Opinion

Peter’s Take: What Virginia Should Do About Guns

peter_rousselot_2014-12-27_for_facebookPeter’s Take is a weekly opinion column. The views and opinions expressed in this column are those of the author and do not necessarily reflect the views of ARLnow.com.

Background

In its recent front-page editorial about the mass shooting in San Bernardino, California, the NY Times editorial Board stated:

[M]otives do not matter to the dead in California, nor did they in Colorado, Oregon, South Carolina, Virginia, Connecticut and far too many other places. The attention and anger of Americans should also be directed at the elected leaders whose job is to keep us safe but who place a higher premium on the money and political power of an industry dedicated to profiting from the unfettered spread of ever more powerful firearms…It is not necessary to debate the peculiar wording of the Second Amendment. No right is unlimited and immune from reasonable regulation.

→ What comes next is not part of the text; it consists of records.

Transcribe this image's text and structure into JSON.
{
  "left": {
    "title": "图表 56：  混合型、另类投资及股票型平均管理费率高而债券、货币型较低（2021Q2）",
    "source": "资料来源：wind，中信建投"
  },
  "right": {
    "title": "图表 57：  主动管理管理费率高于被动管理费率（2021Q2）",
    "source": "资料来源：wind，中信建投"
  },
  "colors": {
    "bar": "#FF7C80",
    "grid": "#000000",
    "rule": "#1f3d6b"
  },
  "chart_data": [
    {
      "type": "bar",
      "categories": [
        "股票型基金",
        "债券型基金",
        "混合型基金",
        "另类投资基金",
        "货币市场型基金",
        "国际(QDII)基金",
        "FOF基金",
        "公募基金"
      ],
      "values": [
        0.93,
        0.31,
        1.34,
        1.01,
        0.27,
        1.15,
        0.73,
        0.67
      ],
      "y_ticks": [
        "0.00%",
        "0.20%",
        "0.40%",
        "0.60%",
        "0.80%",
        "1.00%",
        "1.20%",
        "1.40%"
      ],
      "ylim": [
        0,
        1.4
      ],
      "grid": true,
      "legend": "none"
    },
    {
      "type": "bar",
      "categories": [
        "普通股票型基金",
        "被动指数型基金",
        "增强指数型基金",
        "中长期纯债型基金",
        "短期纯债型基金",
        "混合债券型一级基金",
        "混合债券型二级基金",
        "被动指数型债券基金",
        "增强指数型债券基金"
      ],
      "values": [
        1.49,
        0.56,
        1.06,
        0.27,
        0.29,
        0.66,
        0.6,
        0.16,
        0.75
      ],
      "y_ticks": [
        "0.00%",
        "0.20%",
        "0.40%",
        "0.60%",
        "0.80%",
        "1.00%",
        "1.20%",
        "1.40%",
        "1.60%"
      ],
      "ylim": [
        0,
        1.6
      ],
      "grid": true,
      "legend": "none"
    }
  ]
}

There are reasonable regulations — consistent with the Second Amendment right to bear arms — that Virginia can and should adopt to reduce gun deaths.

Discussion

If a particular gun control proposal is consistent with the Second Amendment and is shown to be likely to prevent multiple future fatalities, it doesn’t matter whether it would have prevented other fatalities. The life saved could be yours.

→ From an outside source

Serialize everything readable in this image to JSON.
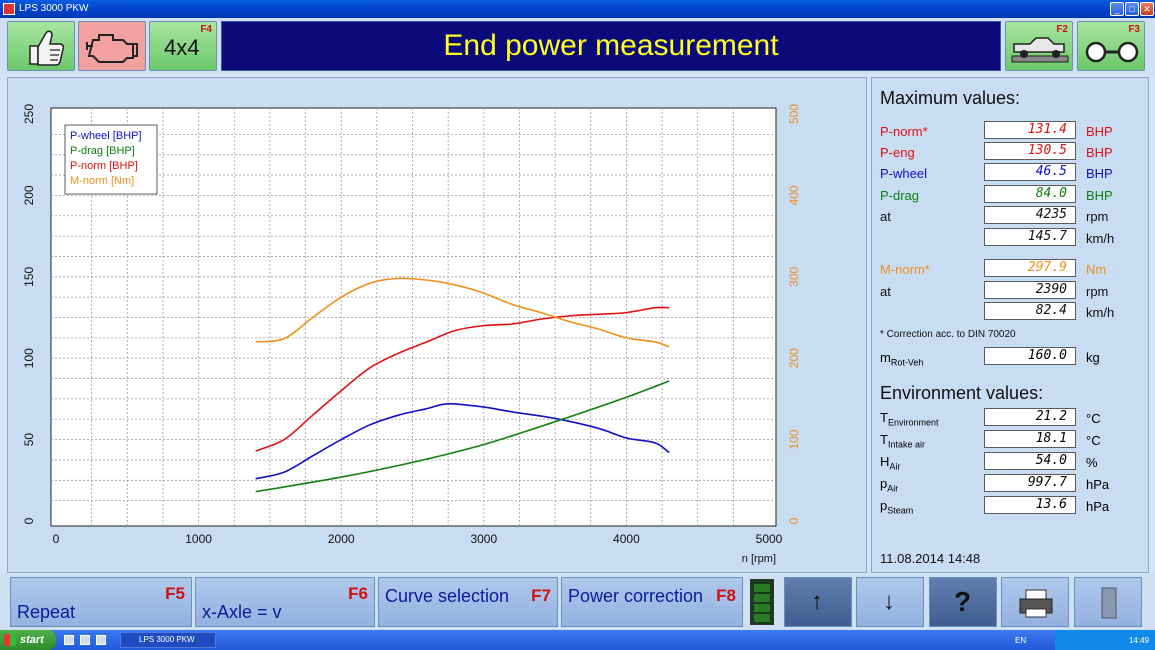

For example, Virginia can and should close the so-called “gun show loophole.” This loophole should be closed because, under current Virginia law, background checks that are required to be performed on people who seek to buy guns at Virginia gun stores are NOT required to be performed on people who buy guns at Virginia gun shows.

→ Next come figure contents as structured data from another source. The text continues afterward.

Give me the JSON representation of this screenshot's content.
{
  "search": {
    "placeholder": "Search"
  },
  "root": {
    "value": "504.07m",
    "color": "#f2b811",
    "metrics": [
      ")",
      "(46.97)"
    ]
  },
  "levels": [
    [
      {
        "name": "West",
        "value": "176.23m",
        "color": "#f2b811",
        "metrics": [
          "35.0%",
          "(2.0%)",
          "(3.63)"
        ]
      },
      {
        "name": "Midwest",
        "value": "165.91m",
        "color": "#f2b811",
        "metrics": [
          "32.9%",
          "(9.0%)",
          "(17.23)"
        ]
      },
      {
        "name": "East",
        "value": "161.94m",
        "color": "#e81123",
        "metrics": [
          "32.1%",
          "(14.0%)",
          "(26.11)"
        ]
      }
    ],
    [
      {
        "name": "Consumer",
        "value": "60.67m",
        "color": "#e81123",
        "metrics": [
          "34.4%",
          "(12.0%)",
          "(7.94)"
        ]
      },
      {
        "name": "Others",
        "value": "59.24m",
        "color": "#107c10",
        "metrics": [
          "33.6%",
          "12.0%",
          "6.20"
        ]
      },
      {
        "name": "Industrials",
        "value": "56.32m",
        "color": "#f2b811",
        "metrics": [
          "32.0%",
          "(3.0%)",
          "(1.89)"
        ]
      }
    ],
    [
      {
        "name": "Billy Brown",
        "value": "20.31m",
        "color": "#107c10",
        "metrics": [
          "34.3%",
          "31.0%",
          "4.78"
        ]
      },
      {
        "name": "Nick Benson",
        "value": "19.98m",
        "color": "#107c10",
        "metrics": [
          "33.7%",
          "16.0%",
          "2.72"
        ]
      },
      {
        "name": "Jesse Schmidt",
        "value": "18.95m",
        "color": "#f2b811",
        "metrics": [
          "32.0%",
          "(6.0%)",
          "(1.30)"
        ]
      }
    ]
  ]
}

All members of the Virginia House of Delegates representing Arlington — Patrick Hope, Alfonso Lopez, Rip Sullivan, and Mark Levine — support Virginia legislation to close this loophole. An online petition supporting closing this loophole now has over 30,000 (!) signatures.

Another significant set of gun control laws that Virginia can and should enact would tighten the criteria governing access to guns by people with documented severe mental or emotional problems. A report from the Educational Fund to Stop Gun Violence determined that of 109 domestic homicides in Virginia last year, 64 were committed with guns.

The group recommended state-level legislation, which [Governor] McAuliffe has backed, that would prohibit gun possession by anyone under a protective order or those convicted of misdemeanors related to domestic violence.

Conclusion

Even Justice Scalia has acknowledged that:

Nothing in our opinion [about Second Amendment protections] should be taken to cast doubt on longstanding prohibitions on the possession of firearms by felons and the mentally ill, or laws forbidding the carrying of firearms in sensitive places such as schools and government buildings…

All we need in Virginia is for our legislators to have the courage to legislate within the constitutional boundaries that the U.S. Supreme Court has provided to them.